Cette profusion caractéristique de l'art contemporain revient notamment à sa capacité d'appropriation, d'assimilation et de recyclage des éléments culturels issus de différents époques et territoires du monde. S'étant doté de moyens techniques, parfois des plus sophistiqués, ayant élargi son répertoire plastique, ses intérêts artistiques et esthétiques, l'artiste contemporain semble voyager indifféremment à travers le temps et l'espace, s'offrant de la sorte un champ d'investigation illimité, s'alimentant de multiples emprunts, imprimant sa trace sur ce qu'il côtoie. Ainsi, travailler avec - et par conséquent être travaillé par - l'imaginaire de l'autre est l'un des traits les plus saillants de l'art contemporain. Ce qui génère des dialogues inédits entre des aires civilisationnelles parfois très distantes les unes des autres.

La part agissante de l'imaginaire marocain dans l'art contemporain est ce que vise essentiellement à mettre en valeur l'exposition interférences — références marocaines de l'art contemporain à travers, exemples parmi bien d'autres, quelques démarches actuelles. Il s'agit donc de montrer la valeur participative et le fonctionnement d'une trame culturelle foncièrement active parce que portée par une mémoire vive dans la création et la perception des œuvres d'artistes résolument contemporains au sein d'un entrelacs d'une multiplicité de références.

Des artistes à l'appartenance plurielle

Les artistes invités à participer à cette exposition proviennent tous du Maroc. Mais, tous vivent et travaillent en Europe. Et à vrai dire, comme tout un chacun à notre époque caractérisée de plus en plus par la mobilité et l'effervescence communicationnelle, et où tout repère identitaire est voué à l'instabilité, ces artistes se découvrent possédant une appartenance plurielle.

C'est donc, au même titre que d'autres confrères issus d'autres contrées du monde, que ces artistes s'inscrivent résolument dans la réalité présente du champ de l'art contemporain qu'ils investissent dans l'intelligente ouverture à ce qui s'y trame. Produire un art soucieux d'affirmer l'identité culturelle d'une nation ou d'une communauté particulières ne semble point être leur préoccupation. Produire de l'art tout court capable de s'adresser à tout humain, voilà la véritable visée de leur activité artistique.

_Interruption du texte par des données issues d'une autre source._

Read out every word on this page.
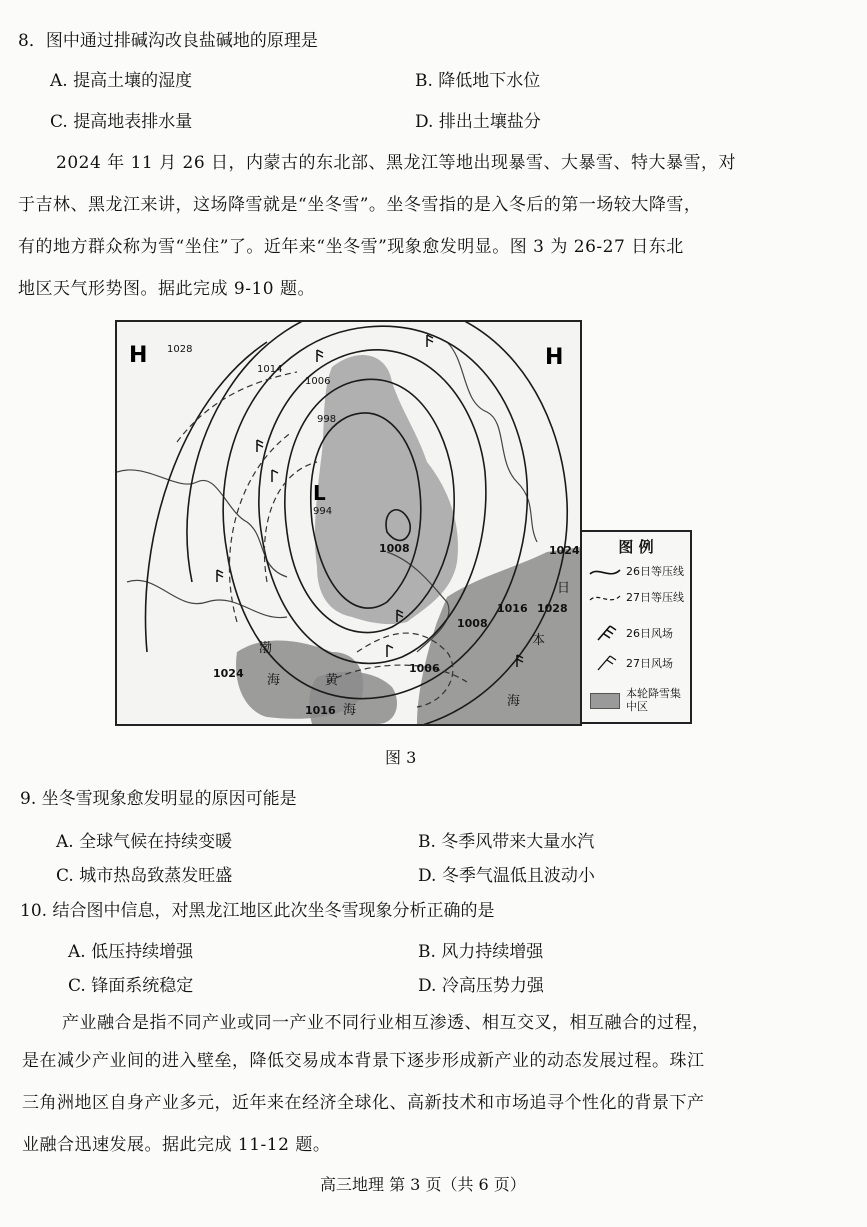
8．图中通过排碱沟改良盐碱地的原理是
A. 提高土壤的湿度	B. 降低地下水位
C. 提高地表排水量	D. 排出土壤盐分
2024 年 11 月 26 日，内蒙古的东北部、黑龙江等地出现暴雪、大暴雪、特大暴雪，对
于吉林、黑龙江来讲，这场降雪就是“坐冬雪”。坐冬雪指的是入冬后的第一场较大降雪，
有的地方群众称为雪“坐住”了。近年来“坐冬雪”现象愈发明显。图 3 为 26-27 日东北
地区天气形势图。据此完成 9-10 题。
H	H
L
1028
1014
1006
998
994
1008	1024
1028
1016
1008
1006
1024
1016
渤
海	黄
海
日
本
海
图 例
26日等压线
27日等压线
26日风场
27日风场
本轮降雪集中区
图 3
9. 坐冬雪现象愈发明显的原因可能是
A. 全球气候在持续变暖	B. 冬季风带来大量水汽
C. 城市热岛致蒸发旺盛	D. 冬季气温低且波动小
10. 结合图中信息，对黑龙江地区此次坐冬雪现象分析正确的是
A. 低压持续增强	B. 风力持续增强
C. 锋面系统稳定	D. 冷高压势力强
产业融合是指不同产业或同一产业不同行业相互渗透、相互交叉，相互融合的过程，
是在减少产业间的进入壁垒，降低交易成本背景下逐步形成新产业的动态发展过程。珠江
三角洲地区自身产业多元，近年来在经济全球化、高新技术和市场追寻个性化的背景下产
业融合迅速发展。据此完成 11-12 题。
高三地理 第 3 页（共 6 页）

Toutefois, quand bien même le désir d'ouverture est intense chez ces artistes, quand bien même est fort leur souci de coller leur production au monde où se déroule leur existence, quand bien même est grande leur hantise de la dimension universelle, un regard sur leurs propositions artistiques prouvera bien que leur besoin d'attaches au pays de provenance y travaille sans relâche. À travers maints signes, images, objets et autres détours..., les références marocaines ne cessent d'y faire retour.

C'est dire que l'errance artistique n'est pas sans référence mnésique. Aventure n'implique pas forcément rupture. Quel que soit le secteur d'investigation de chacun (peinture, gravure, photographie, sculpture, installation, performance, vidéo ou multimédia...), leur mémoire marocaine y déploie une dynamique importante en constante interférence avec d'autres références.

Mettant en évidence cette réalité, interférences permettra de mieux saisir le fait que le degré d'imagination et d'inventivité, de participation active et singulière à la fécondité de l'art et de la culture universelle - dans la garantie de toute sa diversité -, est d'autant plus intense que l'homme se sait porteur de cette faculté aussi mystérieuse que complexe : la mémoire qui articule vécu individuel et expérience collective, histoire et Histoire.

Cette exposition aidera aussi à mieux comprendre la dimension poïétique de l'art contemporain, la fertilité de son processus créatif et ses résultats esthétiques, dans le contexte d'une époque qu'agite de plus en plus le foisonnement des interrogations liées à l'immigration et à la mondialisation. Et, par conséquent, elle témoignera en fin de compte du rôle de l'art contemporain dans l'épanouissement civilisationnel par son pouvoir d'ouvrir d'infinies perspectives de rencontres, de dialogue et d'entrecroisements, d'offrir un potentiel inestimable de valeurs capables d'assurer des liens humains dans le partage et le respect des différences.